Microsoft acknowledged a “structural adjustment” following reports that the U.S. tech company was laying off about 1,000 jobs this week.
Axiom reported Tuesday that the company is wielding an axe across multiple divisions — a slowdown in hiring across the industry this year in the face of soaring inflation and stagnant economic growth.
Big tech companies, for example, have been the big winners during the COVID-19 pandemic, as investor money pours into stocks that support a work-from-home and new hybrid future of work.

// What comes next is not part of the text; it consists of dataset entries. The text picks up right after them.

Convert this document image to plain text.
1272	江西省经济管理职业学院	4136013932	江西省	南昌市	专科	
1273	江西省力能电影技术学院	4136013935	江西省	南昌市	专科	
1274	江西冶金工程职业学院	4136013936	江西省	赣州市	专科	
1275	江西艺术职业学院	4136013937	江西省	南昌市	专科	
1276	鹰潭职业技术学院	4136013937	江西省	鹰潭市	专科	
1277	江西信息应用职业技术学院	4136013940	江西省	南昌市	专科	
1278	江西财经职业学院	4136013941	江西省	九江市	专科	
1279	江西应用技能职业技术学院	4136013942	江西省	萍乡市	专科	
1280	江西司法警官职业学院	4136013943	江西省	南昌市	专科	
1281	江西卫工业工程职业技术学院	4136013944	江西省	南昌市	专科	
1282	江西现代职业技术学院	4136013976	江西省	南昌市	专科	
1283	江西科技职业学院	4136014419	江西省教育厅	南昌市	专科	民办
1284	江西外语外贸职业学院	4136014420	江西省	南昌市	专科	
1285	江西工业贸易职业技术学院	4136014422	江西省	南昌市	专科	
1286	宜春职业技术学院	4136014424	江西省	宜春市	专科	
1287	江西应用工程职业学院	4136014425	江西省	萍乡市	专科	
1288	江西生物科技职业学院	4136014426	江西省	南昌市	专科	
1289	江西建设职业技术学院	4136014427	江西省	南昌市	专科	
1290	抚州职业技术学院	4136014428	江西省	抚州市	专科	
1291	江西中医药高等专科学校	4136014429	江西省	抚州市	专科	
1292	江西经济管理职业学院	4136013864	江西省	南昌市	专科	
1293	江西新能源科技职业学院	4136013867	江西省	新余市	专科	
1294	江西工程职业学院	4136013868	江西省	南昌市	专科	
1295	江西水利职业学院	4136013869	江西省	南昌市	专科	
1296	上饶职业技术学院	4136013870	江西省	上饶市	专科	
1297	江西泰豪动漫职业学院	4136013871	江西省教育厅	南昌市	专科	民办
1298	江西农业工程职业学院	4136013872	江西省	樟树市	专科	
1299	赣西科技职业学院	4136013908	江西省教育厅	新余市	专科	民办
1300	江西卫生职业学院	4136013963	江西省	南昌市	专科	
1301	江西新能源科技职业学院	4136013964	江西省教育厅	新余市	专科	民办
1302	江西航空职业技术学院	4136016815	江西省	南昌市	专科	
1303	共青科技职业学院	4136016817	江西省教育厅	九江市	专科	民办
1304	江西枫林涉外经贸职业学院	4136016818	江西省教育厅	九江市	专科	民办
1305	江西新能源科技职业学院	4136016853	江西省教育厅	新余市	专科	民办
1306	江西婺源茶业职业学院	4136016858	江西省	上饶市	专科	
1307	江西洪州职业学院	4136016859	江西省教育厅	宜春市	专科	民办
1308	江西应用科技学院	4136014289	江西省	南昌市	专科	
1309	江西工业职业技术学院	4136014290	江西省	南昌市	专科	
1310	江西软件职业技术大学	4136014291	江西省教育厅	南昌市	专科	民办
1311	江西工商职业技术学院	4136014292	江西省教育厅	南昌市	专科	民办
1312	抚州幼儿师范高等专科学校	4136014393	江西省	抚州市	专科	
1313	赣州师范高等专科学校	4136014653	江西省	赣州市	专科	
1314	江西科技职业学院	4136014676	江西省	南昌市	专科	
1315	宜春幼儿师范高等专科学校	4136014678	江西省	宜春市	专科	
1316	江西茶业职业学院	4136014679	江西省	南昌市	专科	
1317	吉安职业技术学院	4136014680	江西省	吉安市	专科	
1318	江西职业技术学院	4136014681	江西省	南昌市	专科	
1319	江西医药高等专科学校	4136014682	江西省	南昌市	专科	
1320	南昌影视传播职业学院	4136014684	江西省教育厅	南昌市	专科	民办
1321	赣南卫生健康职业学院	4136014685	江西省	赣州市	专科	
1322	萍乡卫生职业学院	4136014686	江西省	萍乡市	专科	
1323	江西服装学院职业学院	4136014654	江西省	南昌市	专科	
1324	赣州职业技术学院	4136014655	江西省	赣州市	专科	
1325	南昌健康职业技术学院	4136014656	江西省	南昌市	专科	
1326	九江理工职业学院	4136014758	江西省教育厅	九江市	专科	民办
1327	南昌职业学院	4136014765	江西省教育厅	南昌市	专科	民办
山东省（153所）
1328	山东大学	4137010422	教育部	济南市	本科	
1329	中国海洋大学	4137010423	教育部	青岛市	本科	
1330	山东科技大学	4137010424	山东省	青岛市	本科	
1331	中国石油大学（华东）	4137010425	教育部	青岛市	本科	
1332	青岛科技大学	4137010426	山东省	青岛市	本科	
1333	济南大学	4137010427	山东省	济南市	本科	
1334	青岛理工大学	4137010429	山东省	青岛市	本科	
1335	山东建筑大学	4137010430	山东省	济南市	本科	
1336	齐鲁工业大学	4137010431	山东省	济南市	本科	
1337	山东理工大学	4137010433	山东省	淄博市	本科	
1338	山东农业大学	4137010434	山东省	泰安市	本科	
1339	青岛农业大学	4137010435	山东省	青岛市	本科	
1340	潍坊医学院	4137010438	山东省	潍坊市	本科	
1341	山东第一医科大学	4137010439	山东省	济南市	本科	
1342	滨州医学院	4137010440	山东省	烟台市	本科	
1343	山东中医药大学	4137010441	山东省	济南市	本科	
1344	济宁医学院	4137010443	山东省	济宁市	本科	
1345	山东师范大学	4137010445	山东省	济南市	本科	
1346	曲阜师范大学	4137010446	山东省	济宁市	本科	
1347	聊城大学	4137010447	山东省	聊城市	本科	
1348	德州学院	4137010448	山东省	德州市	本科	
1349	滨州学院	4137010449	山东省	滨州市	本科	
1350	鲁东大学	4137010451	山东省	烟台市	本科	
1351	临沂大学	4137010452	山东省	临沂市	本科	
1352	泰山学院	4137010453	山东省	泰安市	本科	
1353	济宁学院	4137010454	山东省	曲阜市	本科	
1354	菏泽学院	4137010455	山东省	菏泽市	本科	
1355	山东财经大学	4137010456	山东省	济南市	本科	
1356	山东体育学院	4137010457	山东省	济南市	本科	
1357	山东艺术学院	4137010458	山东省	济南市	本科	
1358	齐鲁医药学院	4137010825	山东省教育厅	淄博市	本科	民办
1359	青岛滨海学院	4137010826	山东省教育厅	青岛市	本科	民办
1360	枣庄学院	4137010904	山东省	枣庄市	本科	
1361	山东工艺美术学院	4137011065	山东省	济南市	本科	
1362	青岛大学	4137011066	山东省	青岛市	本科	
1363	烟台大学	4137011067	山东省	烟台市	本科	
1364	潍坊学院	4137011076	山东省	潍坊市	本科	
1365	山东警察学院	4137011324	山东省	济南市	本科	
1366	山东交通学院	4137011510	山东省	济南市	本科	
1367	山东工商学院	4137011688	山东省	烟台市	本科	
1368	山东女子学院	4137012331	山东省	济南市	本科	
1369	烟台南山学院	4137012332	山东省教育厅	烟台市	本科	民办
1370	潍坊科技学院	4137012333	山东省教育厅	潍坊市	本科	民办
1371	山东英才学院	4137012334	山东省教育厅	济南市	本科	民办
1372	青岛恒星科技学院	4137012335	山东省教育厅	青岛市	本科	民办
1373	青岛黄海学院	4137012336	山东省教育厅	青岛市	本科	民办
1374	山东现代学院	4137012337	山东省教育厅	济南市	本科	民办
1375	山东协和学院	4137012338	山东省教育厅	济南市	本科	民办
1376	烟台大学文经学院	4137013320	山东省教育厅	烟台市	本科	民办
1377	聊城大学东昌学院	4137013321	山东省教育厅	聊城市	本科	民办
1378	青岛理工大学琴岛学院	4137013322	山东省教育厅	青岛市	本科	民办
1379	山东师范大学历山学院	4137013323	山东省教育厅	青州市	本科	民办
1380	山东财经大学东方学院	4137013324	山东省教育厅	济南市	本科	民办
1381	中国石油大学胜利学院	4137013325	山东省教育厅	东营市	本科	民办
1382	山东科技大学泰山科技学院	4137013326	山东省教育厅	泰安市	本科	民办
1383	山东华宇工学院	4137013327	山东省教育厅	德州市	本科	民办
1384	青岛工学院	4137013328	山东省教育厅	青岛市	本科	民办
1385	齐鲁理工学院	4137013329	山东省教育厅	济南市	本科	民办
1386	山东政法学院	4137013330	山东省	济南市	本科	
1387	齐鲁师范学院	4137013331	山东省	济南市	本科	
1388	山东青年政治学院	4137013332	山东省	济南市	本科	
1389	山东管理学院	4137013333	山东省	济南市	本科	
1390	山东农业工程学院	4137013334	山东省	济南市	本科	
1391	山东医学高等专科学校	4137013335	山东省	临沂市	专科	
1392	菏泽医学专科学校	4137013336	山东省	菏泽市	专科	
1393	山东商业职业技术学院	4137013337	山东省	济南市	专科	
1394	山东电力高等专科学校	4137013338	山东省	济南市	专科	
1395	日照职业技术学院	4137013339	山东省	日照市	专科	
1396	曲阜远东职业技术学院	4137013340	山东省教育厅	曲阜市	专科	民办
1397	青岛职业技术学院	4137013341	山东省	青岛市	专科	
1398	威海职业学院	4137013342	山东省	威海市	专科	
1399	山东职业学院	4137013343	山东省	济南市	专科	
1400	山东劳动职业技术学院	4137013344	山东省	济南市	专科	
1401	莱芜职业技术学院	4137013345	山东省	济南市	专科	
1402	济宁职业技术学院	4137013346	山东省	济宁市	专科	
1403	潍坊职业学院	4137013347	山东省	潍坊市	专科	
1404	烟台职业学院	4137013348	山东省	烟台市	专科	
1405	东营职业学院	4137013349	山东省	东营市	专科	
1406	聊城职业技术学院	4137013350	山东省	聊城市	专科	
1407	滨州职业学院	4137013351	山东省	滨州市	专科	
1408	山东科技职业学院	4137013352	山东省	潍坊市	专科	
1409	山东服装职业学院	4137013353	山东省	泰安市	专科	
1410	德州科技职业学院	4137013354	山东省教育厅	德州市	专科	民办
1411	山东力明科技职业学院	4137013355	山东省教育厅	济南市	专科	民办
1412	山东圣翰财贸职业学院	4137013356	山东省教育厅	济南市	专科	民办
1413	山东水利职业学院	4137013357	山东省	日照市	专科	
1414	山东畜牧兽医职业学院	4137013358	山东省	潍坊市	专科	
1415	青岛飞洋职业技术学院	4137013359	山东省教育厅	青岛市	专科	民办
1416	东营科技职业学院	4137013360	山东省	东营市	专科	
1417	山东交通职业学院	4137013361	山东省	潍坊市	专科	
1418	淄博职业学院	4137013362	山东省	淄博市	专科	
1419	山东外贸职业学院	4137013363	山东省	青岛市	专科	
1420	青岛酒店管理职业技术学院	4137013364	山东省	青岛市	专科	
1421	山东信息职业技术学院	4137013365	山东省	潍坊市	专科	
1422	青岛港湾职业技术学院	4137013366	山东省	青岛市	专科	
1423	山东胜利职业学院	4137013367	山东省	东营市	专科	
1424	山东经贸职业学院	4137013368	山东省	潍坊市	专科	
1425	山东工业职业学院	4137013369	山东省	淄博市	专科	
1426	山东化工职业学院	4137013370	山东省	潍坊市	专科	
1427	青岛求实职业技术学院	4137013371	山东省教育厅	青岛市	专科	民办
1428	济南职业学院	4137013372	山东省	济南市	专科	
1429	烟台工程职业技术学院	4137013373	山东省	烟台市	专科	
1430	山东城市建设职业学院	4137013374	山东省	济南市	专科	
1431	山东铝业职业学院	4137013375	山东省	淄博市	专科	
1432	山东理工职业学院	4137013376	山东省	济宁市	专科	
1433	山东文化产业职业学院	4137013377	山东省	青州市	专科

They’re called “growth stocks,” and aside from many healthcare and logistics stocks, they’re seen as the only game in town because lockdowns as we know them have taken over and stifled activity.
But tech stocks soon came under pressure as the pace of rising global prices squeezed consumer and business budgets.
In the U.S., a strong dollar has also hit multinationals’ overseas earnings, as profits are squeezed when they book books at their respective U.S. headquarters.
A Microsoft spokesperson said of the layoffs: “Like all companies, we regularly assess our business priorities and make structural adjustments accordingly.
“We will continue to invest in our business and recruit in key growth areas over the coming year.”
The layoffs affect less than 1 percent of Microsoft’s roughly 221,000 employees.
Meta — Facebook’s owner — Twitter and Snap Inc have both laid off staff and scaled back hiring in recent months.
Over the past year, Microsoft’s stock has fallen by nearly a third.